Bluestone Mortgages Limited v Stoute


In this case the claimant sought to enforce its rights as lender and mortgagee against a defendant borrower who was subject to an MHCM.

The claimant applied to the court for an order enabling them to enforce their rights in relation the mortgaged property on one or more of the following grounds: (i) the debts owed to it were not subject to the MHCM as they were not "qualifying debts"; (ii) the MHCM should (and would) be cancelled; and/or (iii) that the claimant did not need the court's permission to enforce its right to possession of the mortgaged property.


The Judge concluded that sums which had fallen due and payable under the loan, and were therefore "arrears", were "qualifying debts" under the 2020 Regulations.
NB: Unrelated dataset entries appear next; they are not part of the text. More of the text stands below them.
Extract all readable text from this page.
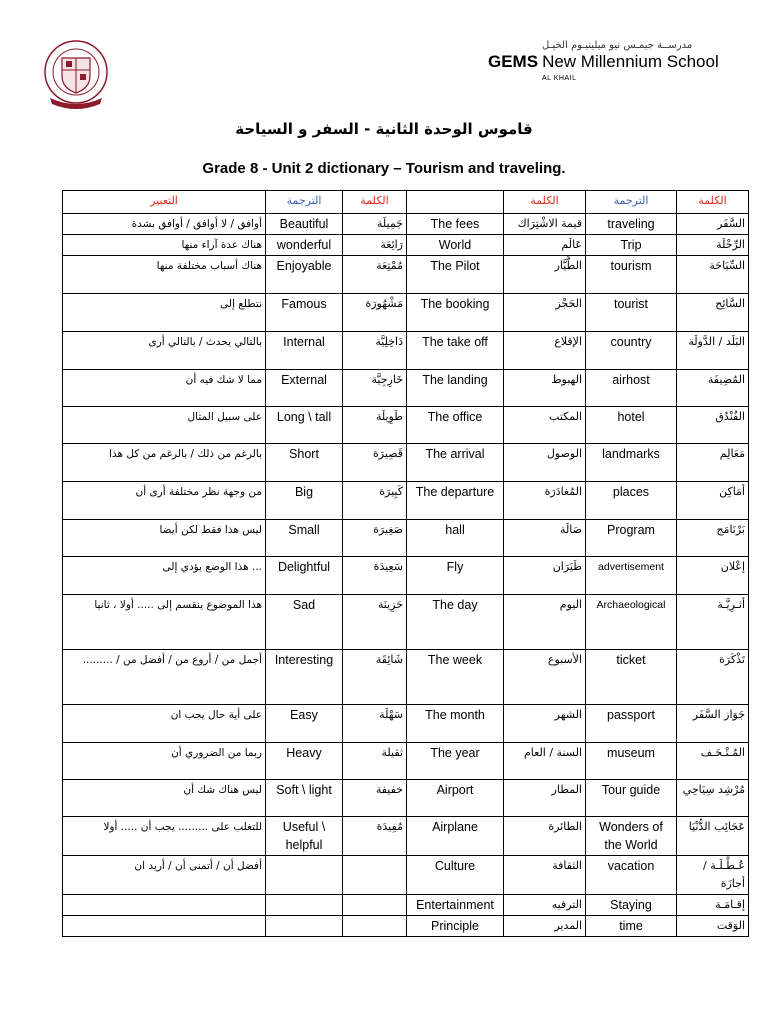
مدرســة جيمـس نيو ميلينيـوم الخيـل
GEMS New Millennium School
AL KHAIL
قاموس الوحدة الثانية - السفر و السياحة
Grade 8 - Unit 2 dictionary – Tourism and traveling.
التعبير	الترجمة	الكلمة		الكلمة	الترجمة	الكلمة
أوافق / لا أوافق / أوافق بشدة	Beautiful	جَمِيلَة	The fees	قيمة الاشْتِرَاك	traveling	السَّفَر
هناك عدة آراء منها	wonderful	رَائِعَة	World	عَالَم	Trip	الرِّحْلَة
هناك أسباب مختلفة منها	Enjoyable	مُمْتِعَة	The Pilot	الطَّيَّار	tourism	السِّيَاحَة
نتطلع إلى	Famous	مَشْهُورَة	The booking	الحَجْز	tourist	السَّائِح
بالتالي يحدث / بالتالي أرى	Internal	دَاخِلِيَّة	The take off	الإقلاع	country	البَلَد / الدَّولَة
مما لا شك فيه أن	External	خَارِجِيَّة	The landing	الهبوط	airhost	المُضِيفَة
على سبيل المثال	Long \ tall	طَوِيلَة	The office	المكتب	hotel	الفُنْدُق
بالرغم من ذلك / بالرغم من كل هذا	Short	قَصِيرَة	The arrival	الوصول	landmarks	مَعَالِم
من وجهة نظر مختلفة أرى أن	Big	كَبِيرَة	The departure	المُغادَرَة	places	أمَاكِن
ليس هذا فقط لكن أيضا	Small	صَغِيرَة	hall	صَالَة	Program	بَرْنَامَج
... هذا الوضع يؤدي إلى	Delightful	سَعِيدَة	Fly	طَيَرَان	advertisement	إعْلان
هذا الموضوع ينقسم إلى ..... أولا ، ثانيا	Sad	حَزِينَة	The day	اليوم	Archaeological	أثـرِيَّـة
أجمل من / أروع من / أفضل من / .........	Interesting	شَائِقَة	The week	الأسبوع	ticket	تَذْكَرَة
على أية حال يجب ان	Easy	سَهْلَة	The month	الشهر	passport	جَوَاز السَّفَر
ربما من الضروري أن	Heavy	ثقيلة	The year	السنة / العام	museum	المُـتْـحَـف
ليس هناك شك أن	Soft \ light	خفيفة	Airport	المطار	Tour guide	مُرْشِد سِيَاحِي
للتغلب على ......... يجب أن ..... أولا	Useful \ helpful	مُفِيدَة	Airplane	الطائرة	Wonders of the World	عَجَائِب الدُّنْيَا
أفضل أن / أتمنى أن / أريد ان			Culture	الثقافة	vacation	عُـطْـلَـة / أجازَة
			Entertainment	الترفيه	Staying	إقـامَـة
			Principle	المدير	time	الوَقت
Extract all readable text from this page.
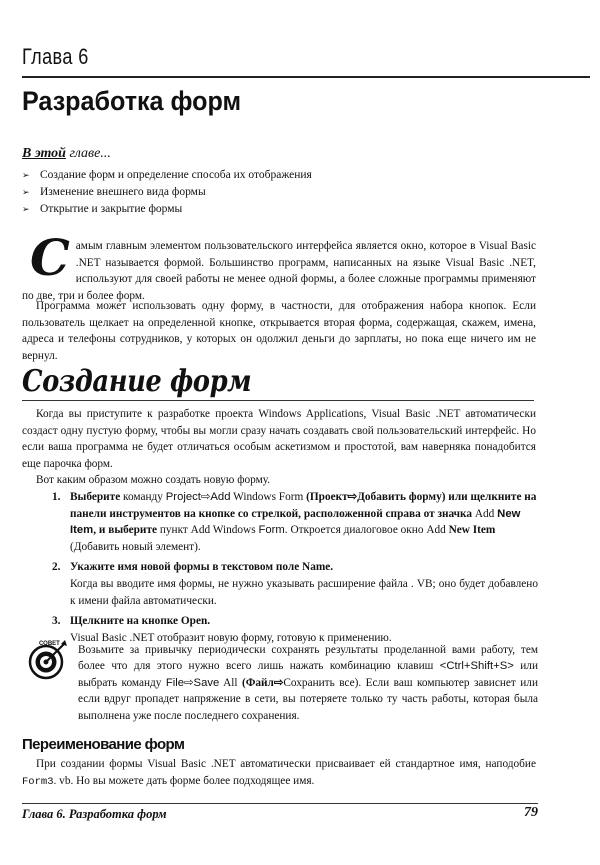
Глава 6
Разработка форм
В этой главе...
➢ Создание форм и определение способа их отображения
➢ Изменение внешнего вида формы
➢ Открытие и закрытие формы
С амым главным элементом пользовательского интерфейса является окно, которое в Visual Basic .NET называется формой. Большинство программ, написанных на языке Visual Basic .NET, используют для своей работы не менее одной формы, а более сложные программы применяют по две, три и более форм.
Программа может использовать одну форму, в частности, для отображения набора кнопок. Если пользователь щелкает на определенной кнопке, открывается вторая форма, содержащая, скажем, имена, адреса и телефоны сотрудников, у которых он одолжил деньги до зарплаты, но пока еще ничего им не вернул.
Создание форм
Когда вы приступите к разработке проекта Windows Applications, Visual Basic .NET автоматически создаст одну пустую форму, чтобы вы могли сразу начать создавать свой пользовательский интерфейс. Но если ваша программа не будет отличаться особым аскетизмом и простотой, вам наверняка понадобится еще парочка форм.
Вот каким образом можно создать новую форму.
1. Выберите команду Project⇨Add Windows Form (Проект⇨Добавить форму) или щелкните на панели инструментов на кнопке со стрелкой, расположенной справа от значка Add New Item, и выберите пункт Add Windows Form. Откроется диалоговое окно Add New Item (Добавить новый элемент).
2. Укажите имя новой формы в текстовом поле Name.
Когда вы вводите имя формы, не нужно указывать расширение файла . VB; оно будет добавлено к имени файла автоматически.
3. Щелкните на кнопке Open.
Visual Basic .NET отобразит новую форму, готовую к применению.
СОВЕТ Возьмите за привычку периодически сохранять результаты проделанной вами работу, тем более что для этого нужно всего лишь нажать комбинацию клавиш <Ctrl+Shift+S> или выбрать команду File⇨Save All (Файл⇨Сохранить все). Если ваш компьютер зависнет или если вдруг пропадет напряжение в сети, вы потеряете только ту часть работы, которая была выполнена уже после последнего сохранения.
Переименование форм
При создании формы Visual Basic .NET автоматически присваивает ей стандартное имя, наподобие Form3. vb. Но вы можете дать форме более подходящее имя.
Глава 6. Разработка форм	79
As such, these sums were protected by the MHCM. However, they also held that capital sums owed and payable under the loan prior to the implementation of the MHCM were not a "qualifying debt".  Therefore, these amounts were not protected from enforcement by the MHCM.

The Judge held that because a portion of the debt had been erroneously included as a "moratorium debt" there had been a "material irregularity" that would entitle the court to cancel the MHCM. However, the judge considered that in the circumstances it would be unfair to the defendants to cancel the MHCM on this basis alone. As the defendants had not engaged with the application, and therefore the judge did not have up to date information on their personal circumstances, they were not willing to cancel the MHCM at that time.

Finally, the Judge held that as the security held by the claimant (i.e. the mortgage) related to both protected and unprotected debts the claimant could not enforce its rights without the permission of the court. As the claimant had not made submissions as to why it should be given permission to enforce its rights, the Judge decided to adjourn consideration of this issue to a hearing of an anticipated application to cancel the MHCM on the grounds that the defendant had not been eligible to obtain it.

Implications for Creditors and Debtors 

As these cases all show, navigating the rights and obligations of creditor and debtors under the 2020 Regulations can be a minefield.

Creditors of individuals that are or may become subject to such moratoriums will need to examine the nature of the debts owed to them to determine whether they do or do not fall under the moratorium. They should also be alive to the fact that they may have a mixture of protected and unprotected debts.

Creditors will also have to weigh carefully the risks and benefits of challenging a moratorium. If they do decide to go down this route, as these cases show, it is important to consider all the potential outcomes, and gather all relevant evidence, to ensure that they are prepared for all possible outcomes.